Consensus Measurement
Conventional machine learning models are trained to perform a specific task. These models typically make specific predictions based on input data. For example, a model might tell you whether a given image contains a cat or a dog. In this case, assessing robustness might involve testing the final prediction to see if the model is correct.
But foundation models are different. The model is pre-trained using general data, in a setting where its creators don’t know all the tasks it will be applied to. Users customize it for their specific tasks after it’s been trained. Unlike time-honored machine-learning models, foundation models don’t produce specific outputs, such as labels like “cat” or “dog.” Instead, they generate an abstract representation based on an input data point. To assess the robustness of the foundation model, the researchers used an ensemble approach, training several models that share many properties but differ slightly from each other.
But they encountered a problem: how could they compare abstract representations?
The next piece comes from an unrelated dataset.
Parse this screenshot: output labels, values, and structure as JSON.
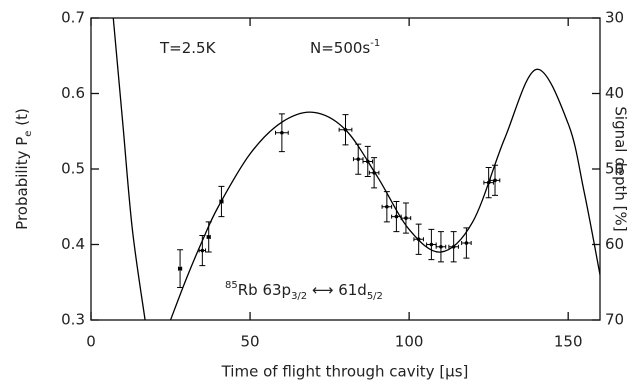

They solved this problem by using an idea called neighborhood consistency. In their approach, the researchers prepare a set of reliable reference points to test on an ensemble of models. Then, for each model, they examine reference points that are near the representation of the test point in that model. By analyzing the consistency of neighboring points, they can estimate the reliability of the models.
Equalizing representation
Basic models map data points to what is known as representational space. One way to think about this space is to treat it as a sphere. Each model maps similar data points to the same part of its sphere, so images of cats end up in one place and images of dogs in another. However, each model would map animals differently in its own sphere, so while cats might be grouped near the South Pole of one sphere, another model might map cats somewhere in the Northern Hemisphere.
Scientists exploit neighboring points as anchors to align these spheres, so they can make the representations comparable. If a data point’s neighbors are consistent across multiple representations, you can be confident in the reliability of the model’s output for that point.
When they tested the approach on a wide range of classification tasks, they found that it was much more consistent than the baselines. It also wasn’t hampered by the tough test points that caused other methods to fail. What’s more, their approach can be used to assess the robustness of any input, so you can assess how well a model works for a specific type of person, such as a patient with specific characteristics.
However, one limitation comes from the fact that they have to train an ensemble of foundation models, which is computationally pricey. In the future, they plan to find more proficient ways to build multiple models, perhaps by exploiting tiny perturbations of a single model.
This work is funded in part by MIT-IBM Watson AI Lab, MathWorks, and Amazon.